Bordeaux 2018: MW Institute St Emilion Tasting

Written by JW. Posted in Bordeaux

A relatively small spread of 2018s were on show at the MW Institute back in late ’22. There is evidence that some of the wines shown were shutting down a little. This was certainly true of Château Angélus, Château Cheval Blanc and Château Fonplégade on the basis of the tasting. Château Troplong Mondot ’18 lies somewhere between its almost over-the-top past and a more elegant future. Under the tenure of Aymeric de Gironde since 2017 it now most definitely driven by the emphasis on finesse and poise, but this ’18 feels a little closer to the former than the latter. Château Figeac is clearly on a roll. The wines in recent vintages here have been breath-taking, but so too is the asking price these days. Domaine Dillon’s Château Quintus has yet to really grab me to be honest. On the showing at this tasting the wine was of almost Zinfandel-like portiness. The 15.5% alcohol is very noticeable.

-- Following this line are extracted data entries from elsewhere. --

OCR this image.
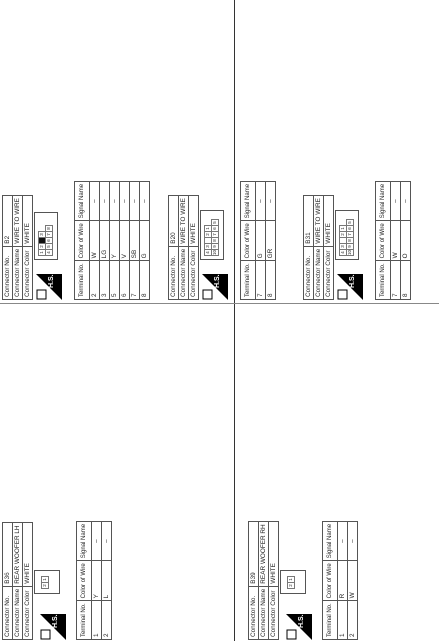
Connector No.	B2
Connector Name	WIRE TO WIRE
Connector Color	WHITE
H.S.
1	2		3	
4	5	6	7	8
Terminal No.	Color of Wire	Signal Name
2	W	–
3	LG	–
5	Y	–
6	V	–
7	SB	–
8	G	–
Connector No.	B20
Connector Name	WIRE TO WIRE
Connector Color	WHITE
H.S.
4	3		2	1	
10	9	8	7	6	5
Terminal No.	Color of Wire	Signal Name
7	G	–
8	GR	–
Connector No.	B31
Connector Name	WIRE TO WIRE
Connector Color	WHITE
H.S.
4	3		2	1	
10	9	8	7	6	5
Terminal No.	Color of Wire	Signal Name
7	W	–
8	O	–
Connector No.	B36
Connector Name	REAR WOOFER LH
Connector Color	WHITE
H.S.
2	1
Terminal No.	Color of Wire	Signal Name
1	Y	–
2	L	–
Connector No.	B39
Connector Name	REAR WOOFER RH
Connector Color	WHITE
H.S.
2	1
Terminal No.	Color of Wire	Signal Name
1	R	–
2	W	–
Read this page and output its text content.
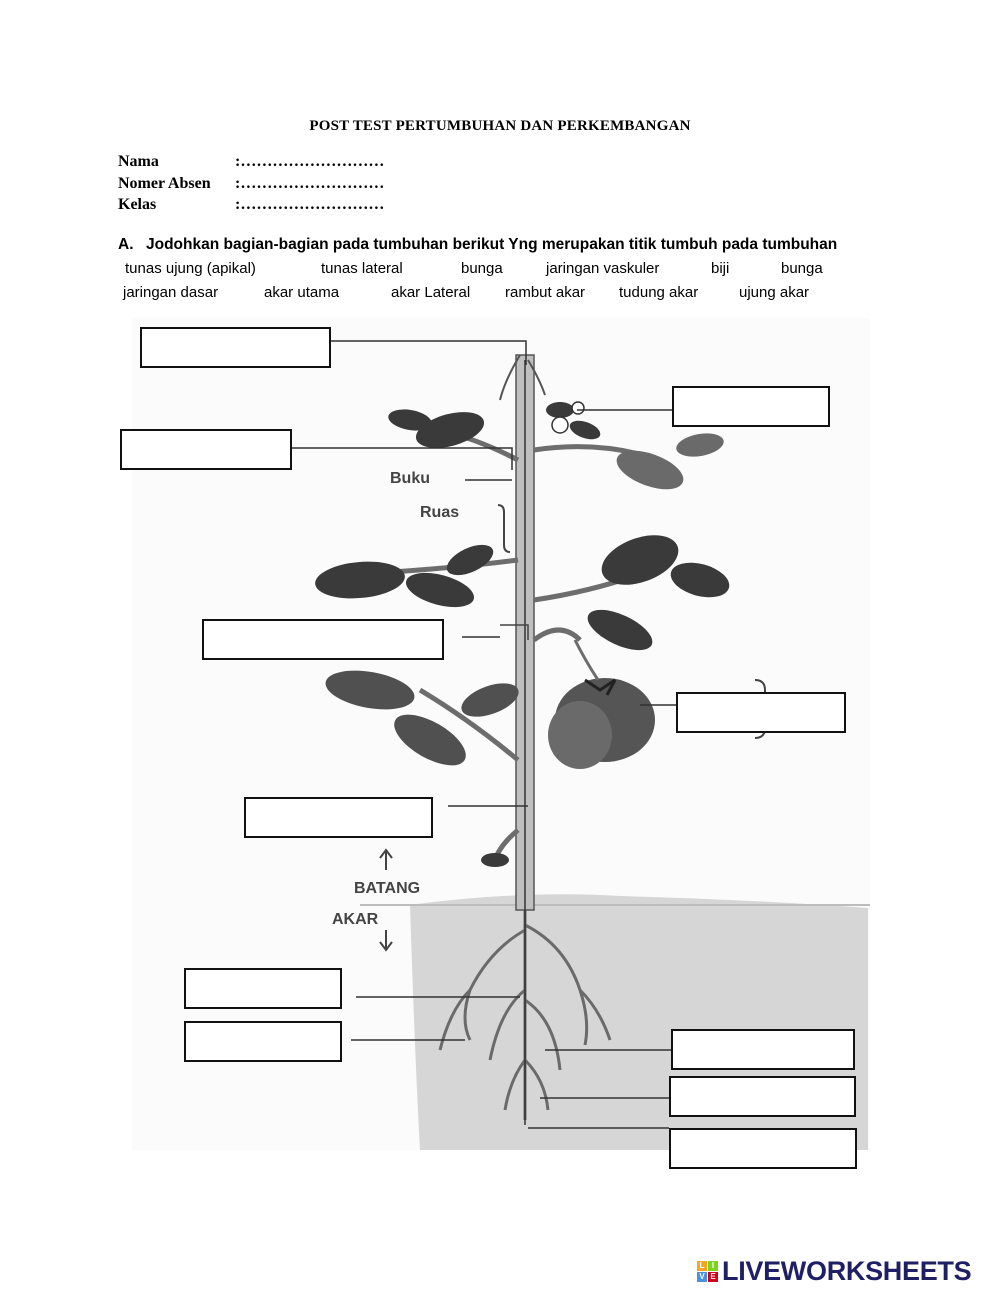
POST TEST PERTUMBUHAN DAN PERKEMBANGAN
Nama	:………………………
Nomer Absen :………………………
Kelas	:………………………
A. Jodohkan bagian-bagian pada tumbuhan berikut Yng merupakan titik tumbuh pada tumbuhan
tunas ujung (apikal)	tunas lateral	bunga	jaringan vaskuler	biji	bunga
jaringan dasar	akar utama	akar Lateral rambut akar tudung akar	ujung akar
Buku
Ruas
BATANG
AKAR
L I
V E LIVEWORKSHEETS
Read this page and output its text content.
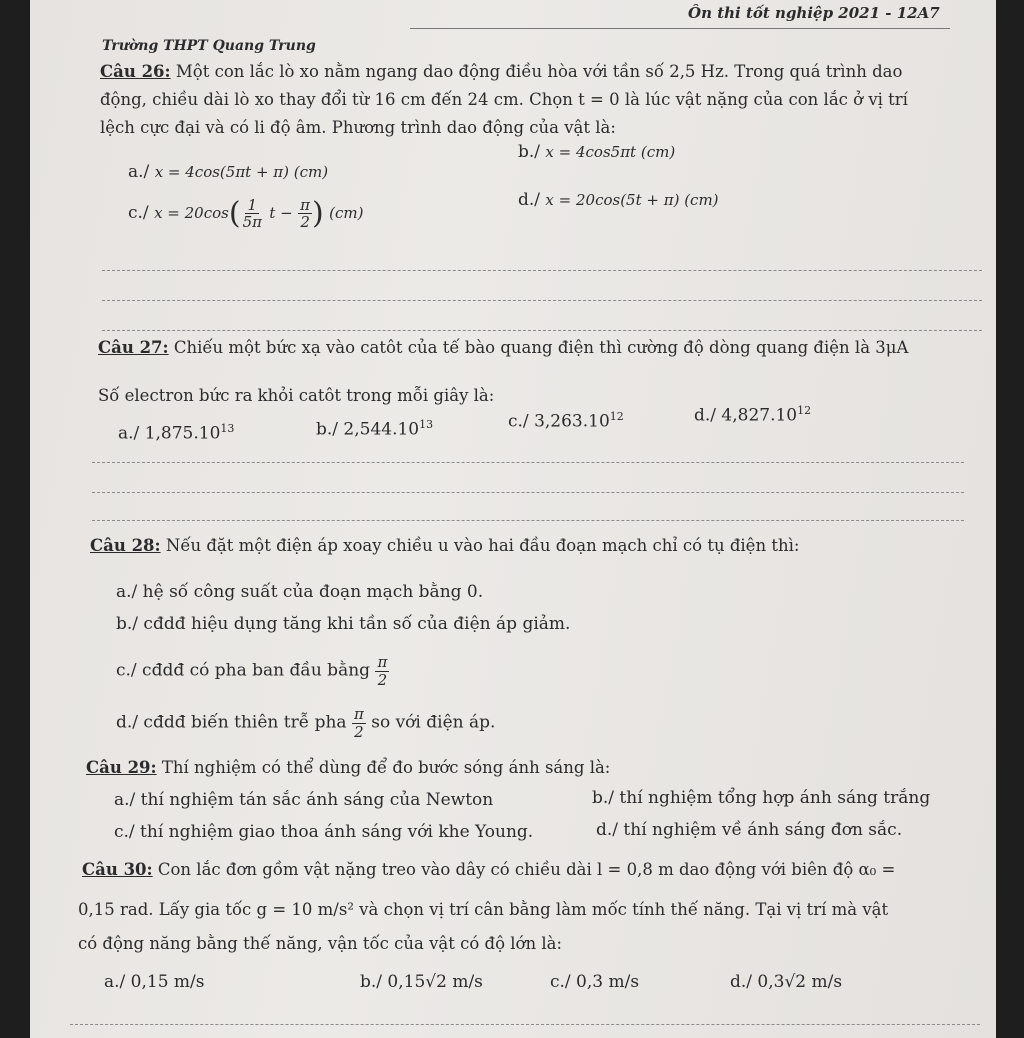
Ôn thi tốt nghiệp 2021 - 12A7
Trường THPT Quang Trung
Câu 26: Một con lắc lò xo nằm ngang dao động điều hòa với tần số 2,5 Hz. Trong quá trình dao
động, chiều dài lò xo thay đổi từ 16 cm đến 24 cm. Chọn t = 0 là lúc vật nặng của con lắc ở vị trí
lệch cực đại và có li độ âm. Phương trình dao động của vật là:
a./ x = 4cos(5πt + π) (cm)
b./ x = 4cos5πt (cm)
c./ $x = 20\cos( \frac{1}{5\pi}$ $t - \frac{\pi}{2}$ ) (cm)
d./ x = 20cos(5t + π) (cm)
Câu 27: Chiếu một bức xạ vào catôt của tế bào quang điện thì cường độ dòng quang điện là 3μA
Số electron bức ra khỏi catôt trong mỗi giây là:
a./ 1,875.10$^{13}$	b./ 2,544.10$^{13}$	c./ 3,263.10$^{12}$	d./ 4,827.10$^{12}$
Câu 28: Nếu đặt một điện áp xoay chiều u vào hai đầu đoạn mạch chỉ có tụ điện thì:
a./ hệ số công suất của đoạn mạch bằng 0.
b./ cđdđ hiệu dụng tăng khi tần số của điện áp giảm.
c./ cđdđ có pha ban đầu bằng $\frac{\pi}{2}$
d./ cđdđ biến thiên trễ pha $\frac{\pi}{2}$ so với điện áp.
Câu 29: Thí nghiệm có thể dùng để đo bước sóng ánh sáng là:
a./ thí nghiệm tán sắc ánh sáng của Newton	b./ thí nghiệm tổng hợp ánh sáng trắng
c./ thí nghiệm giao thoa ánh sáng với khe Young.	d./ thí nghiệm về ánh sáng đơn sắc.
Câu 30: Con lắc đơn gồm vật nặng treo vào dây có chiều dài l = 0,8 m dao động với biên độ α₀ =
0,15 rad. Lấy gia tốc g = 10 m/s² và chọn vị trí cân bằng làm mốc tính thế năng. Tại vị trí mà vật
có động năng bằng thế năng, vận tốc của vật có độ lớn là:
a./ 0,15 m/s	b./ 0,15√2 m/s	c./ 0,3 m/s	d./ 0,3√2 m/s
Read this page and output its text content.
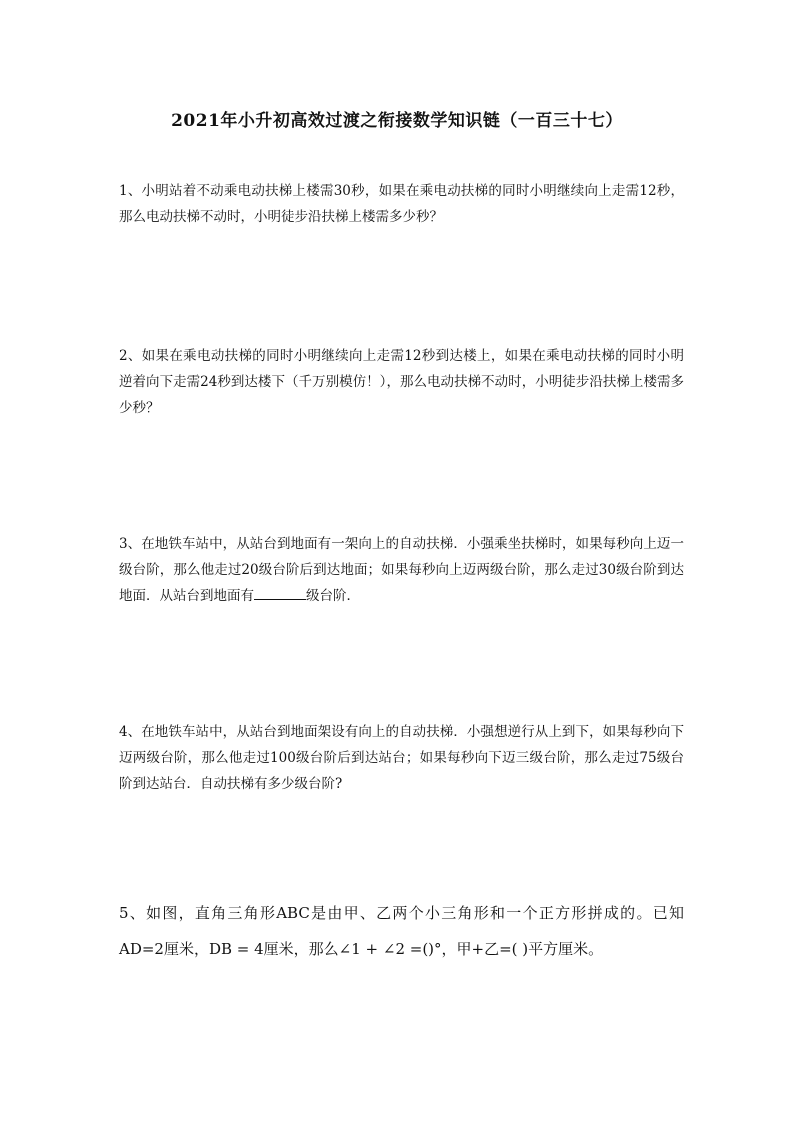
2021年小升初高效过渡之衔接数学知识链（一百三十七）
1、小明站着不动乘电动扶梯上楼需30秒，如果在乘电动扶梯的同时小明继续向上走需12秒，那么电动扶梯不动时，小明徒步沿扶梯上楼需多少秒？
2、如果在乘电动扶梯的同时小明继续向上走需12秒到达楼上，如果在乘电动扶梯的同时小明逆着向下走需24秒到达楼下（千万别模仿！），那么电动扶梯不动时，小明徒步沿扶梯上楼需多少秒？
3、在地铁车站中，从站台到地面有一架向上的自动扶梯．小强乘坐扶梯时，如果每秒向上迈一级台阶，那么他走过20级台阶后到达地面；如果每秒向上迈两级台阶，那么走过30级台阶到达地面．从站台到地面有	级台阶．
4、在地铁车站中，从站台到地面架设有向上的自动扶梯．小强想逆行从上到下，如果每秒向下迈两级台阶，那么他走过100级台阶后到达站台；如果每秒向下迈三级台阶，那么走过75级台阶到达站台．自动扶梯有多少级台阶?
5、如图，直角三角形ABC是由甲、乙两个小三角形和一个正方形拼成的。已知AD=2厘米，DB = 4厘米，那么∠1 + ∠2 =()°，甲+乙=( )平方厘米。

Bordeaux 2018: MW Institute St Estèphe Tasting

Written by JW. Posted in Bordeaux

In a warm year St Estèphe is always going to do well. The percentage of clay soils really helps deal with drought and heat extremes, and the proximity of the Gironde river helps ameliorate hot temperature. There is no doubt that this appellation has produced some of the best wines of the vintage. Only four wines from the appellation were shown at the MW Institute’s 2018 Bordeaux tasting [way back at the end of 2022], but they did show two of the possible wines of the vintage. Château Cos d’Estournel is wonderful, full of finesse and poise. It’s currently quite tight and needs some more time, but this is a very refined and polished effort. Château Montrose is monumental. It is beautifully pure and close to perfection. Although the prodigious Château Calon Ségur wasn’t on show at the MW Institute’s 2018 tasting, I’ve been struck by the magical quality of that wine several times. I’ve also recently tasted Château Meyney which has lots of extract and tannin. It needs time but is very impressive.

Bordeaux 2018: MW Institute Pauillac Tasting

Written by JW. Posted in Bordeaux

Now returning to my 2018 MW Institute tasting notes from a while back. Cabernet Sauvignon arguably reaches its apogee in the Pauillac appellation. There were two great efforts [from the Pichons] in 2018 here, however I feel that overall the wines here are fractionally less consistent than in 2016 and 2019. Château Pichon Baron has produced a thrilling wine, which has great power and depth. Château Pichon Lalande has more delicacy but is nevertheless its equal. Behind these was a strong effort from Château Pontet Canet, a property that has been on a biodynamic footing for at least a decade now. Though some recent vintages have had a few critics complaining about Pauillac typicity here, this 2018 Pontet Canet is full of finesse and classicism. I’m a great fan of Château Grand Puy Lacoste and the 2018 is forward and attractive, though way off their fabulous 2016. Château Lynch Bages is big and bold. It is for the long haul but you get a lot of bang for your bucks here and I expect that to improve a lot in bottle. It needs a decade.